1 1st resin phase 2 2nd resin phase 10 Curable resin molded product 11 Methyl methacrylate 12 Polymethyl methacrylate 14 Filler 17 2nd resin

Claims (9)

It has a phase-separated structure having a first resin phase formed of the first resin and a second resin phase formed of a second resin different from the first resin.
A curable resin molded product having a pattern formed by the phase-separated structure and further characterized in that the size of the phase-separated structure exceeds 0.5 mm. The curable resin molded product according to claim 1, wherein the phase-separated structure is at least one of a sea-island structure, a continuous spherical structure, a composite dispersion structure, and a co-continuous structure. The curable resin molded product according to claim 1 or 2 , wherein the first resin phase contains an acrylic phase derived from methyl methacrylate. The curable resin molded product according to any one of claims 1 to 3, wherein the first resin phase contains polymethyl methacrylate.
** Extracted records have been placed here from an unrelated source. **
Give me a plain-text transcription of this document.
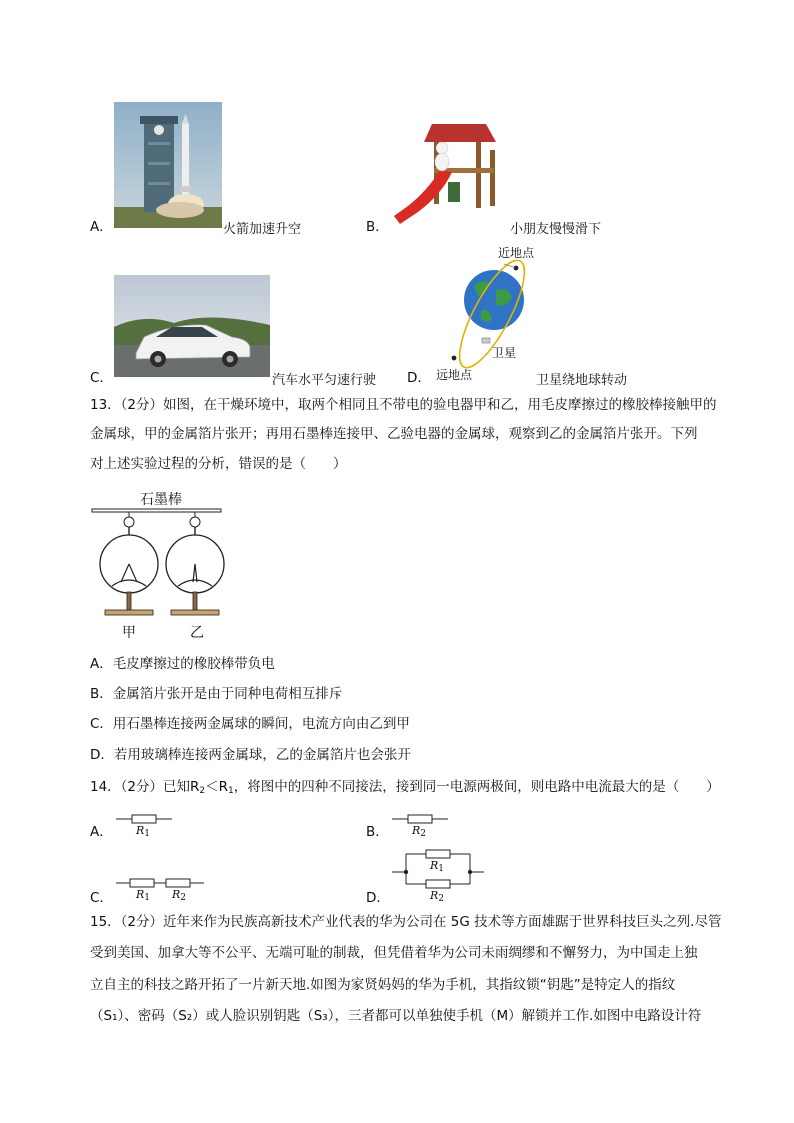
A．	火箭加速升空	B．	小朋友慢慢滑下
C．	汽车水平匀速行驶 D．
近地点
卫星
远地点	卫星绕地球转动
13．（2分）如图，在干燥环境中，取两个相同且不带电的验电器甲和乙，用毛皮摩擦过的橡胶棒接触甲的
金属球，甲的金属箔片张开；再用石墨棒连接甲、乙验电器的金属球，观察到乙的金属箔片张开。下列
对上述实验过程的分析，错误的是（　　）
石墨棒
甲	乙
A．毛皮摩擦过的橡胶棒带负电
B．金属箔片张开是由于同种电荷相互排斥
C．用石墨棒连接两金属球的瞬间，电流方向由乙到甲
D．若用玻璃棒连接两金属球，乙的金属箔片也会张开
14．（2分）已知$R_2<R_1$，将图中的四种不同接法，接到同一电源两极间，则电路中电流最大的是（　　）
A． $R_1$	B． $R_2$
C． $R_1$ $R_2$	D．
$R_1$
$R_2$
15．（2分）近年来作为民族高新技术产业代表的华为公司在 5G 技术等方面雄踞于世界科技巨头之列.尽管
受到美国、加拿大等不公平、无端可耻的制裁，但凭借着华为公司未雨绸缪和不懈努力，为中国走上独
立自主的科技之路开拓了一片新天地.如图为家贤妈妈的华为手机，其指纹锁“钥匙”是特定人的指纹
（S₁）、密码（S₂）或人脸识别钥匙（S₃），三者都可以单独使手机（M）解锁并工作.如图中电路设计符
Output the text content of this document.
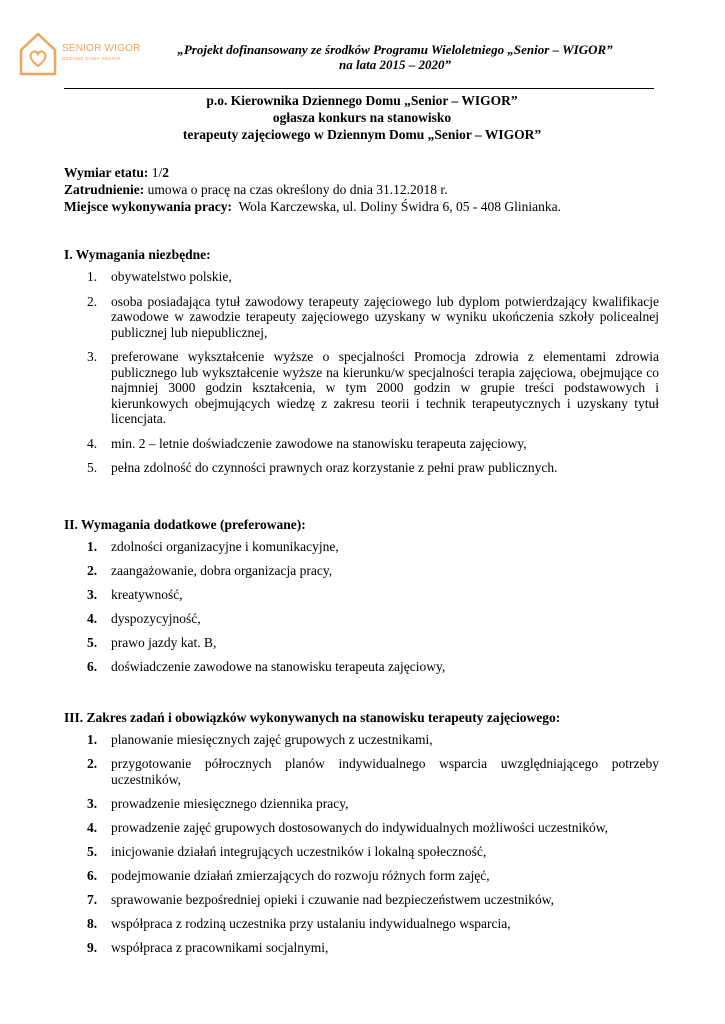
SENIOR WIGOR
DZIENNE DOMY SENIOR
„Projekt dofinansowany ze środków Programu Wieloletniego „Senior – WIGOR”
na lata 2015 – 2020”
p.o. Kierownika Dziennego Domu „Senior – WIGOR”
ogłasza konkurs na stanowisko
terapeuty zajęciowego w Dziennym Domu „Senior – WIGOR”
Wymiar etatu: 1/2
Zatrudnienie: umowa o pracę na czas określony do dnia 31.12.2018 r.
Miejsce wykonywania pracy: Wola Karczewska, ul. Doliny Świdra 6, 05 - 408 Glinianka.
I. Wymagania niezbędne:
1. obywatelstwo polskie,
2. osoba posiadająca tytuł zawodowy terapeuty zajęciowego lub dyplom potwierdzający kwalifikacje zawodowe w zawodzie terapeuty zajęciowego uzyskany w wyniku ukończenia szkoły policealnej publicznej lub niepublicznej,
3. preferowane wykształcenie wyższe o specjalności Promocja zdrowia z elementami zdrowia publicznego lub wykształcenie wyższe na kierunku/w specjalności terapia zajęciowa, obejmujące co najmniej 3000 godzin kształcenia, w tym 2000 godzin w grupie treści podstawowych i kierunkowych obejmujących wiedzę z zakresu teorii i technik terapeutycznych i uzyskany tytuł licencjata.
4. min. 2 – letnie doświadczenie zawodowe na stanowisku terapeuta zajęciowy,
5. pełna zdolność do czynności prawnych oraz korzystanie z pełni praw publicznych.
II. Wymagania dodatkowe (preferowane):
1. zdolności organizacyjne i komunikacyjne,
2. zaangażowanie, dobra organizacja pracy,
3. kreatywność,
4. dyspozycyjność,
5. prawo jazdy kat. B,
6. doświadczenie zawodowe na stanowisku terapeuta zajęciowy,
III. Zakres zadań i obowiązków wykonywanych na stanowisku terapeuty zajęciowego:
1. planowanie miesięcznych zajęć grupowych z uczestnikami,
2. przygotowanie półrocznych planów indywidualnego wsparcia uwzględniającego potrzeby uczestników,
3. prowadzenie miesięcznego dziennika pracy,
4. prowadzenie zajęć grupowych dostosowanych do indywidualnych możliwości uczestników,
5. inicjowanie działań integrujących uczestników i lokalną społeczność,
6. podejmowanie działań zmierzających do rozwoju różnych form zajęć,
7. sprawowanie bezpośredniej opieki i czuwanie nad bezpieczeństwem uczestników,
8. współpraca z rodziną uczestnika przy ustalaniu indywidualnego wsparcia,
9. współpraca z pracownikami socjalnymi,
The curable resin molded product according to any one of claims 1 to 4 , wherein the second resin is made of a material that is phase-separated from the first resin. The curable resin molded product according to claim 5 , wherein the second resin contains at least one selected from the group consisting of a (meth) acrylate monomer, a (meth) acrylate oligomer and a (meth) acrylate polymer. .. The curable resin molded product according to any one of claims 1 to 6 , wherein a filler is contained in at least one of the first resin phase and the second resin phase. The curable resin molded product according to any one of claims 1 to 7 , wherein the pattern is uniform over the entire phase-separated structure. The curable resin molded product according to any one of claims 1 to 7 , wherein the phase-separated structures have at least two types of patterns different from each other.